5-A caução pode consistir em depósito bancário à ordem do tribunal ou em qualquer outro meio legalmente admissível.
 6-Decretada a providência e independentemente da interposição de recurso pelo locatário, o locador pode dispor do bem, nos termos previstos no artigo 7.º
 7-Decretada a providência cautelar, o tribunal ouve as partes e antecipa o juízo sobre a causa principal, excepto quando não tenham sido trazidos ao procedimento, nos termos do n.º 2, os elementos necessários à resolução definitiva do caso.
 8-São subsidiariamente aplicáveis a esta providência as disposições gerais sobre providências cautelares, previstas no Código de Processo Civil, em tudo o que não estiver especialmente regulado no presente diploma.
 9-O disposto nos números anteriores é aplicável a todos os contratos de locação financeira, qualquer que seja o seu objecto.” (o grifado é nosso).

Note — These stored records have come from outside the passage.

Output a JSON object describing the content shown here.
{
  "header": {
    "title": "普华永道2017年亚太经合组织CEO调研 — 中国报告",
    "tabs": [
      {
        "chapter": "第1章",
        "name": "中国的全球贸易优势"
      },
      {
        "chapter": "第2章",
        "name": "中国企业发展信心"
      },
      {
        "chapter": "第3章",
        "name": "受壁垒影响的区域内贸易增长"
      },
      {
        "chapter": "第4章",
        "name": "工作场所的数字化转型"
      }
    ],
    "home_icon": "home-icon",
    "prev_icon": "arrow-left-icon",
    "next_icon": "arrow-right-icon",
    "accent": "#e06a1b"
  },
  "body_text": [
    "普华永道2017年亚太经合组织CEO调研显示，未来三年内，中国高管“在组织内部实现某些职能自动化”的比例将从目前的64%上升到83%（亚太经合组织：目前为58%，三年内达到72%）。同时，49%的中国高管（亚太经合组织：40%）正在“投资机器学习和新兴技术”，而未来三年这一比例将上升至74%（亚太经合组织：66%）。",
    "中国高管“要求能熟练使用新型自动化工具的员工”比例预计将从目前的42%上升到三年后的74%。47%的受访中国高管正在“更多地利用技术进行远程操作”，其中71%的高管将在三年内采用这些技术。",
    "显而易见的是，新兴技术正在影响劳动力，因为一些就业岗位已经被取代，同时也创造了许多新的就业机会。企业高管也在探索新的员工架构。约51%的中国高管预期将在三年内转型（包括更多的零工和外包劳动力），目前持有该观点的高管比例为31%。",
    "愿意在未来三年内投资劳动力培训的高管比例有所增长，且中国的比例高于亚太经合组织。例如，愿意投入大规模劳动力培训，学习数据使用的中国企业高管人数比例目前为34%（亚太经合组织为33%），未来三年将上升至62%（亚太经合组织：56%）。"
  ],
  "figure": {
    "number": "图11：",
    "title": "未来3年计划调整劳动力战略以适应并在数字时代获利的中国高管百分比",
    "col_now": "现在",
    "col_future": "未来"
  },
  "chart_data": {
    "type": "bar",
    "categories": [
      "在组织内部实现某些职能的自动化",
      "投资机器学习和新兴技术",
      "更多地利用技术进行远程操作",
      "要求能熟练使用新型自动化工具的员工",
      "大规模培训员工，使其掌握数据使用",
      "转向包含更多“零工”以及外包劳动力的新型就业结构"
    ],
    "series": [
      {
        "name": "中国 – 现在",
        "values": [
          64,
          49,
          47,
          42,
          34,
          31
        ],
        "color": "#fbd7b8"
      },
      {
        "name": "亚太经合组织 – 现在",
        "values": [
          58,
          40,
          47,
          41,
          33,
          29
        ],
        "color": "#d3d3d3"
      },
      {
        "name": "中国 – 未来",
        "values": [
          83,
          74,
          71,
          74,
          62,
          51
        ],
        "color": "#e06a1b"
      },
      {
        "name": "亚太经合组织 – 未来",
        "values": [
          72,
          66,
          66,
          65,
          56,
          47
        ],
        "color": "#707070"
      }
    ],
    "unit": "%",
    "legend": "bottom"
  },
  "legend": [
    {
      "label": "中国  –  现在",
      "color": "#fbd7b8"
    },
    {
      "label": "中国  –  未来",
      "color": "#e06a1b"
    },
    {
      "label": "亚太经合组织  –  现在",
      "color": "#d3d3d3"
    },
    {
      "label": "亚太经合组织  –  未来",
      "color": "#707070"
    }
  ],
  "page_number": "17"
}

2.Simplesmente, tendo o requerimento inicial da providência dado entrada em 29-11-2013 - vd. folhas 205 – o novo Código de Processo Civil – que entrou em vigor em 01 de Setembro de 2013 – veio estabelecer, no seu artigo 369º:

“1–Mediante requerimento, o juiz, na decisão que decrete a providência, pode dispensar o requerente do ónus de propositura da ação principal se a matéria adquirida no procedimento lhe permitir formar convicção segura acerca da existência do direito acautelado e se a natureza da providência decretada for adequada a realizar a composição definitiva do litígio.
2–A dispensa prevista no número anterior pode ser requerida até ao encerramento da audiência final; tratando-se de procedimento sem contraditório prévio, pode o requerido opor-se à inversão do contencioso conjuntamente com a impugnação da providência decretada.
3–Se o direito acautelado estiver sujeito a caducidade, esta interrompe-se com o pedido de inversão do contencioso, reiniciando-se a contagem do prazo a partir do trânsito em julgado da decisão que negue o pedido.”.

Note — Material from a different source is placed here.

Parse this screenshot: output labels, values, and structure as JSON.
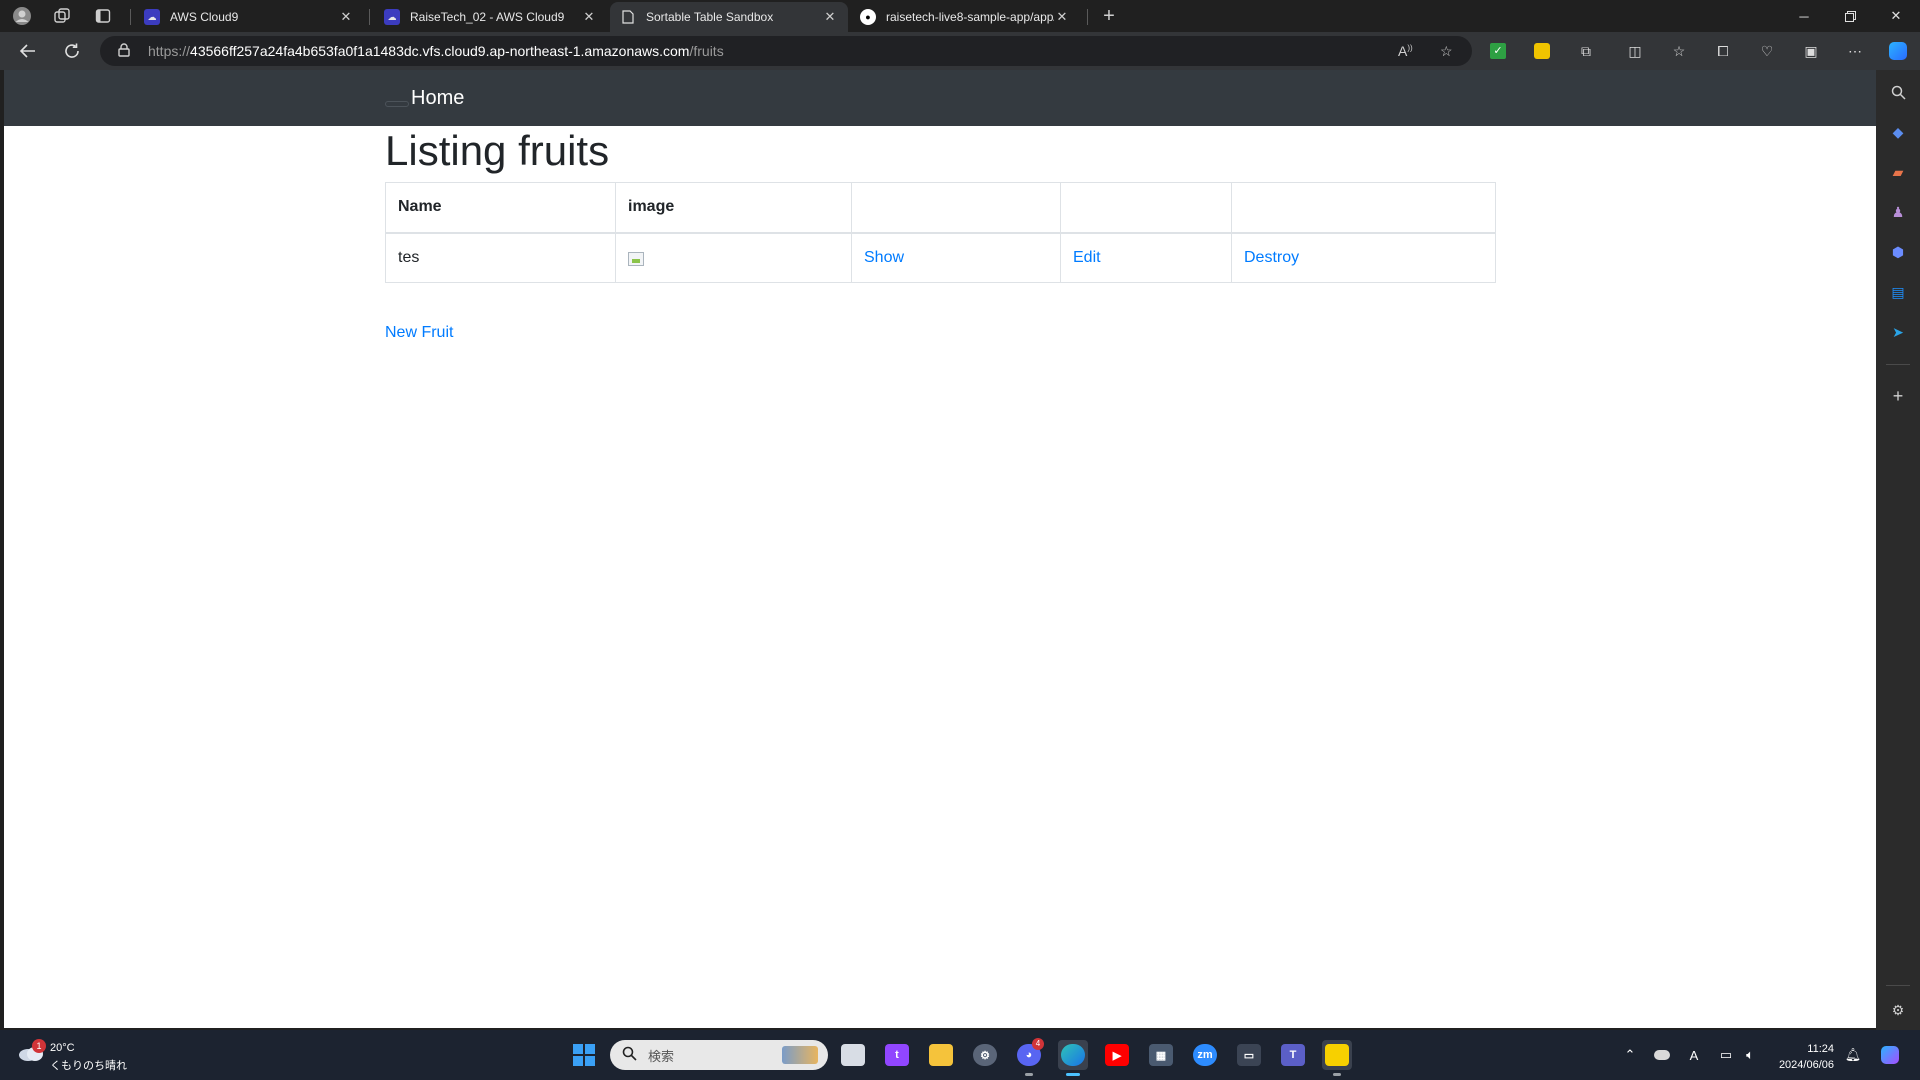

Mais se dispondo no artigo 376º, n.º 4, do mesmo Código que “O regime de inversão do contencioso é aplicável, com as devidas adaptações, à restituição provisória da posse, à suspensão de deliberações sociais, aos alimentos provisórios, ao embargo de obra nova, bem como às demais providências previstas em legislação avulsa cuja natureza permita realizar a composição definitiva do litígio.”.

Assinalando Teixeira de Sousa,[1] como exemplo daquelas últimas providências, “(…o caso da providência cautelar de entrega judicial do bem após findar o contrato de locação financeira que se encontra regulada no art. 21.º DL 149/95, de 24/6).”.

Tendo-se destarte que com o novo Código de Processo Civil se operou a revogação da norma do artigo 21º, n.º 7, do Decreto-Lei n.º 149/95, de 24/6.

É certo que tal não foi feito expressamente.

Mas não vale aqui o apelo ao disposto na primeira parte do artigo 7º, n.º 3, do Código Civil, no sentido de que lei geral não revoga lei especial…

E por isso que se ressalva na 2ª parte do preceito a hipótese de outra ser a intenção inequívoca do legislador.

Ora – não sendo intenção inequívoca o mesmo que intenção expressa – ponto é que o sentido objetivo da disposição do Código de Processo Civil, inserta no capítulo relativo ao procedimento cautelar comum, é claramente o de regular em exclusividade a matéria da inversão do contencioso relativamente a todos os procedimentos cautelares, quanto aos quais se não afaste a operatividade deste instituto e cuja natureza permita realizar a composição definitiva do litígio.

Isto, para lá de no domínio da sucessão de leis processuais, o princípio ser o da aplicação imediata da lei nova.[2]

Referindo a propósito Paulo Ramos de Faria e Ana Luísa Loureiro,[3] que “A marca de água, até agora indelével, de qualquer procedimento cautelar - a sua instrumentalidade - desaparece (art. 364º, n.º 1) e, com ela, o dogma da sua provisoriedade. Também a sumariedade cognitiva - não a processual - é aqui ultrapassada por um juízo de certeza: já não basta a verificação do fumus boni iuris.” (o grifado é nosso).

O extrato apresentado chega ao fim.